Aunty Shoves Gambling In Australia Under The Spotlight Again

Posted: December 19, 2017

Updated: May 22, 2018

The timing is suspicious but the statistics are alarming. Is gambling in Australia running rampant creating destruction and havoc as it rolls roughshod over society or are the nay-sayers and worrywarts merely wringing their hands over nothing? Big names sites like BetVictor are available to anyone with a net connection who wants to bet on sports in Australia, so why all the fuss about poker machines?

  • Why does Australia have so many poker machines?
  • Do Australian gambling laws need tightening up?
  • Have the authorities been bought off by someone?
  • Why are the BBC pointing out the problems now?

Now I’m not going to say that the BBC publishing an article about gambling in Australia that paints the nation as but a couple of “pokies” away from some sort of betting dystopia only hours after the England cricket team had been humiliated by the home side in the third Ashes Test wasn’t just a coincidence. It may well have been. However the article does do for Australia what their cricket side did for England in Perth, it was an embarrassing wholesale demolition, a hatchet job perchance.

Gambling in Australia

Of course if you’re gambling in Australia the press were less strident in their response to the Aussie victory do glance over at the “Pathetic Poms” headlines that have flourished, so perhaps the BBC can be forgiven for playing the man instead of the ball and bringing to light all the issues that surround Australian gambling laws that have allowed the evil of computerized poker machines to sweep across the outback like a kangaroo on crack and lay waste to what was otherwise quite a nice country*.

20% Of The Poker Machines, 0.32% Of The Population

Gambling In Australia

  • 20% Poker machines globally
  • 0.32% Population globally
  • 200,000 Machines
  • 25,000,000 People
  • Loses – US$ 18bn annually

“Gambling in Australia is the equivalent of guns in America.” said the spokesman for The Alliance For Gambling Reform, as if people were being hunted down by pokies like some sort of bizarre Hunger Games episode, going on to clarify that he was talking about the political landscape being as much in the pocket of gambling concerns in Australia as the American political sphere is wholly owned by the National Rifle Association. A strong emotive comparison bound to provoke a response, you’d think, right?

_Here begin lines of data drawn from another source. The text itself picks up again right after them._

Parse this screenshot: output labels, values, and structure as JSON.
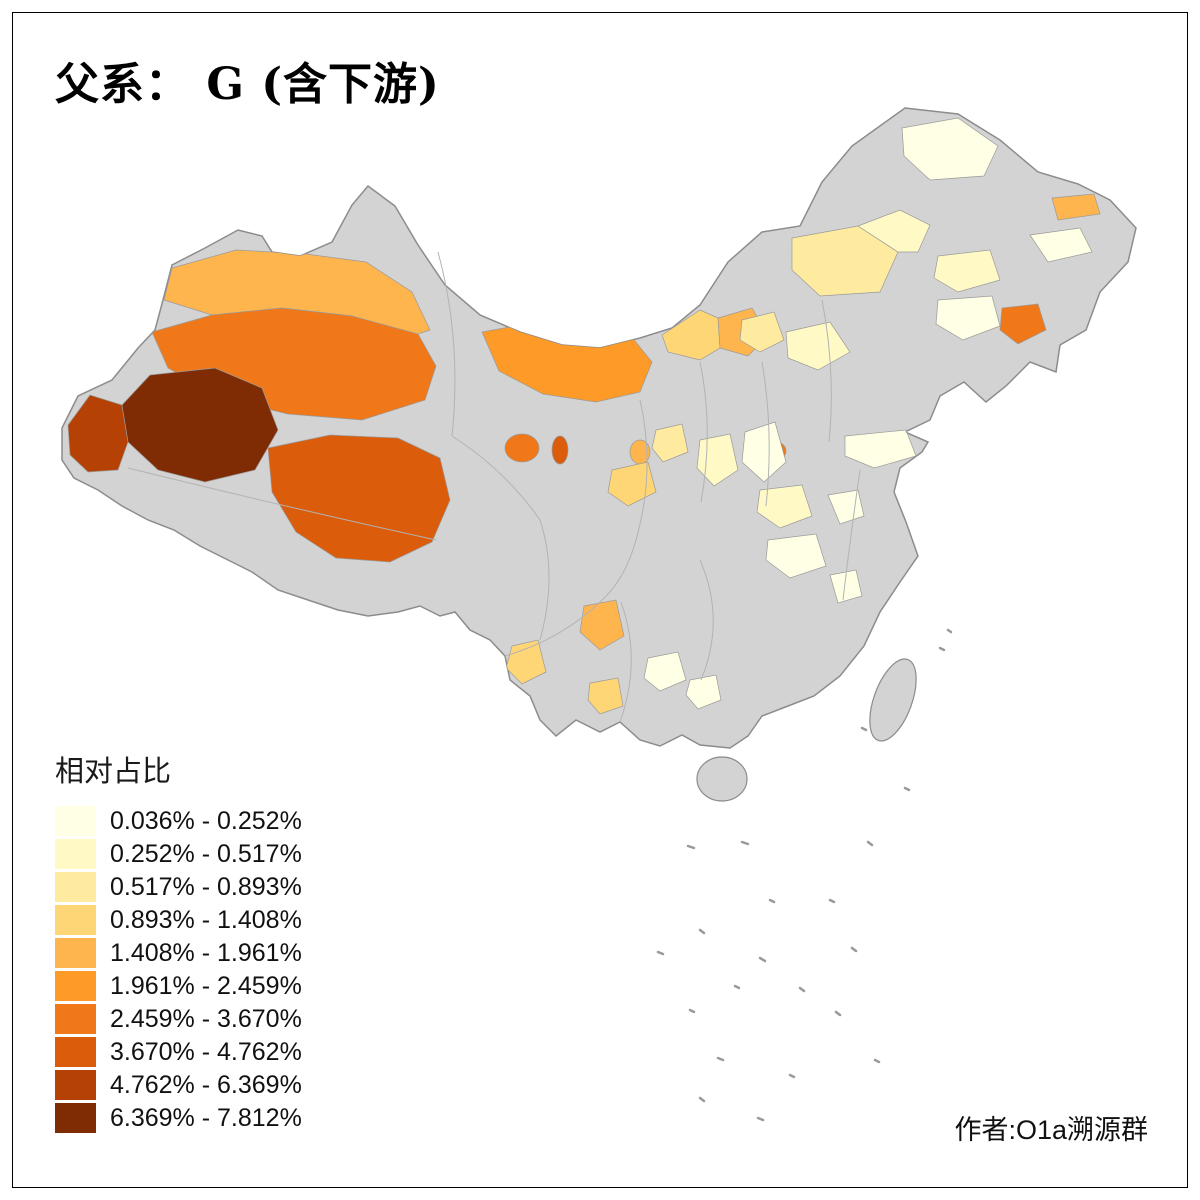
{
  "page": {
    "background": "#ffffff",
    "frame_color": "#000000"
  },
  "title": "父系： G (含下游)",
  "legend": {
    "title": "相对占比",
    "bins": [
      {
        "label": "0.036% - 0.252%",
        "color": "#FFFFE5"
      },
      {
        "label": "0.252% - 0.517%",
        "color": "#FFF9C6"
      },
      {
        "label": "0.517% - 0.893%",
        "color": "#FEEB9F"
      },
      {
        "label": "0.893% - 1.408%",
        "color": "#FED676"
      },
      {
        "label": "1.408% - 1.961%",
        "color": "#FEB54E"
      },
      {
        "label": "1.961% - 2.459%",
        "color": "#FD9A28"
      },
      {
        "label": "2.459% - 3.670%",
        "color": "#F07818"
      },
      {
        "label": "3.670% - 4.762%",
        "color": "#DB5C0B"
      },
      {
        "label": "4.762% - 6.369%",
        "color": "#B54204"
      },
      {
        "label": "6.369% - 7.812%",
        "color": "#7F2B04"
      }
    ]
  },
  "credit": "作者:O1a溯源群",
  "map": {
    "no_data_color": "#d3d3d3",
    "border_color": "#8c8c8c",
    "inner_border_color": "#b3b3b3",
    "island_mark_color": "#999999"
  },
  "chart_data": {
    "type": "choropleth",
    "region": "China, prefecture-level divisions",
    "title": "父系： G (含下游)",
    "legend_title": "相对占比",
    "value_range": [
      "0.036%",
      "7.812%"
    ],
    "classes": [
      "0.036% - 0.252%",
      "0.252% - 0.517%",
      "0.517% - 0.893%",
      "0.893% - 1.408%",
      "1.408% - 1.961%",
      "1.961% - 2.459%",
      "2.459% - 3.670%",
      "3.670% - 4.762%",
      "4.762% - 6.369%",
      "6.369% - 7.812%"
    ],
    "palette": [
      "#FFFFE5",
      "#FFF9C6",
      "#FEEB9F",
      "#FED676",
      "#FEB54E",
      "#FD9A28",
      "#F07818",
      "#DB5C0B",
      "#B54204",
      "#7F2B04"
    ],
    "no_data_color": "#d3d3d3",
    "legend_position": "bottom-left"
  }
}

“Built for addiction,” Tim Costello says dismissively of pokies, “releasing the dopamine that hits your brain with the force of cocaine.” Which is another wholly emotive description that only really serves to beg questions not as to gambling in Australia but as to where Tim Costello is getting his coke from. Admittedly Australia does have 20% of the worlds poker machines, and is only 0.32% of the world’s population, so perhaps there is an issue, but you can’t help thinking the BBC weren’t trying to address it.

Gambling In Australia Is Easy At BetVictor

Perhaps a country of some scant 25 million shouldn’t necessarily have 200,000 poker machines, maybe that’s just a bit overboard and needs looking at, after all gambling in Australia costs its citizens some $18 billion a year, and that’s hideously unsustainable. The gambling companies, naturally, deny all wrongdoing or that they’re encouraging irresponsible gambling, but the days when “Legal” was the same as “Right” are long gone, and they begin to seem like vultures picking over a corpse on the road.

Gambling in Australia

Now you won’t find an Australian gambling news reports of this nature will change a damn thing. Part of the issue Costello highlights is the degree to which the authorities have been bought off with political contributions and tax revenues, equating the ability to lose all your money with that of freedom. So real change to the nature of gambling in Australia is unlikely, not quite as unlikely as England winning the next Ashes Test match, but still pretty much impossible, which is perhaps why the BBC chose this week to point it out.

* – If you ignore the heat, spiders, sharks, bogans, wildfires, massive flooding and Canberra.